Ей с утра до ночи объясняли, что девочка, которая ведет себя так, как она, никогда не станет ни достойной леди, ни хорошей королевой.
Элиссив было, в общем, все равно, что думает об этом леди Лэнгдем, но как-то раз она все же напомнила, что Беатрикс тоже остригла себе волосы, когда была наследницей. За это срок ее опалы увеличили еще на месяц. Большинство придворных дам шарахались от одного имени Беспутной Беатрикс.
Единственным человеком, который понял, что она хотела сделать, был лорд Ирем. Правда, с ним она увиделась нескоро — к тому времени два штрафных месяца уже истекли, а Ирем только-только возвратился из очередной поездки. Но сочувствие и одобрение, которое она прочла во взгляде рыцаря, по мнению Элиссив стоили предшествующих неприятностей. Правда, Лисси было мало молчаливого согласия мессера Ирема. Она полагала, что достойна более весомой похвалы.
— Правда, здорово?.. — гордо спросила она, тряхнув немного отросшими волосами.
— Как вы только ухитрились?.. — чуть заметно усмехнулся рыцарь. — Дамы, видимо, недосмотрели. Ну, и кто вам помогал? Судя по результату, это был какой-нибудь пастух, привыкший стричь баранов.
— А вот и нет. Я сама это сделала, — похвасталась Элиссив. — Вжик — и все! А когда дамы все узнали, было уже поздно.
Ирем рассмеялся.
— Восхищен вашей решимостью, принцесса. Но не делайте так больше. Это… мало что меняет.
…Ирема она любила почти так же сильно, как отца. Но, что куда важнее, Лисси не боялась разочаровать его и не задумывалась, как вести себя в его присутствии. Он знал об огромном количестве ее проделок, но Элиссив никогда не боялась, что Ирем расскажет о какой-нибудь из них ее отцу. Даже о прошлогоднем случае, когда он застал Лисси в комнате "дан-Энрикса", рыцарь великодушно умолчал, хотя Элиссив не могла припомнить, чтобы ей когда-нибудь до этого устраивали подобную головомойку.
Жалобы, которые время от времени все-таки доходили до Валларикса, обычно исходили от ее наставницы, месс Лэнгдем.
Элиссив сдавленно вздохнула и подумала, что в следующий раз месс Лэнгдем будет жаловаться на нее правителю уже сегодня вечером.
— …Скажи, сэр Ирем: когда ты последний раз участвовал в турнире? — спросил Валларикс, пока рыцарь закрывал за ними дверь библиотеки.
Коадъютор на мгновение задумался.
— Я пропустил турнир, который состоялся позапрошлой осенью, так что, наверное, лет пять назад, — сказал он, хмуря лоб. — Хотя нет, припоминаю, что года три назад я случайно попал на турнир Золотой Розы в Бейн-Арилле. За первый день я поучаствовал в шести боях, а во второй уехал, так что чемпиона объявляли без меня. А вы, мой лорд?..
— Не спрашивай, — мрачно ответил Валларикс. — Давно. Очень давно. Наверное, прошло уже лет восемь или девять.
— Ваш отец считал, что королю надлежит судить такие состязания, а не участвовать в них самому.
— Считал, — хмыкнул император. — Но он же выбил Родерика из Лаэра из седла так, что тот перелетел через барьер. А на турнире в честь захвата Плегны даже поучаствовал в общем бою, хотя это самый мало подобающий правителю вид состязаний. Не хотел бы показаться непочтительным, но у отца слова нередко расходились с делом.

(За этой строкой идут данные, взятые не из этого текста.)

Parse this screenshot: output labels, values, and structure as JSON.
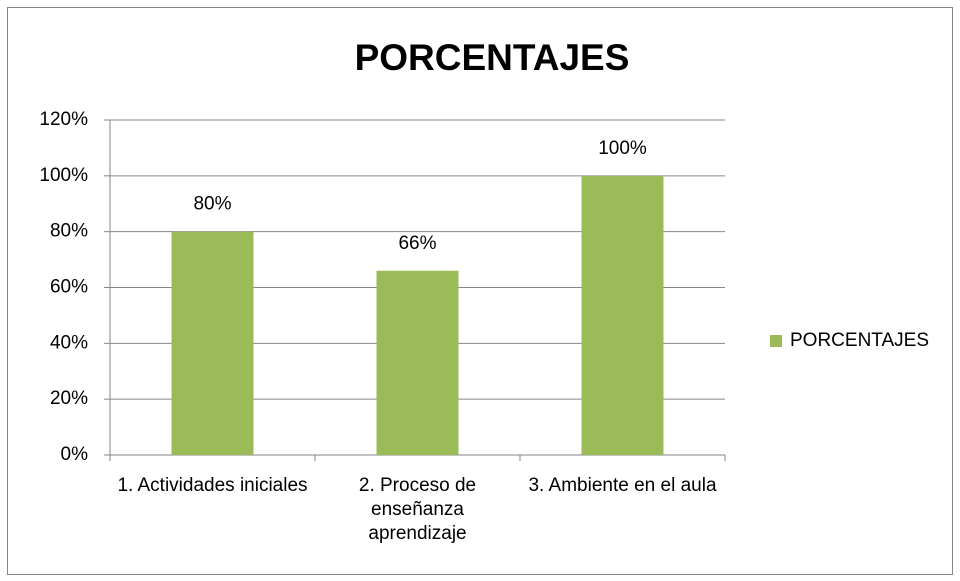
{
  "chart_data": {
    "type": "bar",
    "title": "PORCENTAJES",
    "categories": [
      "1.  Actividades iniciales",
      "2.  Proceso de enseñanza aprendizaje",
      "3.  Ambiente en el aula"
    ],
    "series": [
      {
        "name": "PORCENTAJES",
        "color": "#9bbb59",
        "values": [
          80,
          66,
          100
        ],
        "value_labels": [
          "80%",
          "66%",
          "100%"
        ]
      }
    ],
    "ylim": [
      0,
      120
    ],
    "yticks": [
      {
        "value": 0,
        "label": "0%"
      },
      {
        "value": 20,
        "label": "20%"
      },
      {
        "value": 40,
        "label": "40%"
      },
      {
        "value": 60,
        "label": "60%"
      },
      {
        "value": 80,
        "label": "80%"
      },
      {
        "value": 100,
        "label": "100%"
      },
      {
        "value": 120,
        "label": "120%"
      }
    ],
    "grid": true,
    "legend": "right"
  }
}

— Значит, вы с ним не особенно похожи. Никогда не видел, чтобы вы сказали что-нибудь одно — а поступили по-другому. Именно поэтому Воителя любили больше… Люди, распивавшие вино с вашим отцом и охранявшие его шатер, когда он приводил туда какую-нибудь иллирийскую крестьянку, чувствовали в нем ту же живую плоть и кровь, что и в самих себе, и шли за ним. А вас, с вашей чрезмерной щепетильностью, простые люди никогда не будут чувствовать своим. Но я давно склоняюсь к мысли, что лучший правитель для своей страны — это не тот, кто пользуется наибольшей популярностью в народе, а тот, кто всегда остается верен — государству, женщине, идее… самому себе, в конце концов.
Валларикс слабо улыбнулся.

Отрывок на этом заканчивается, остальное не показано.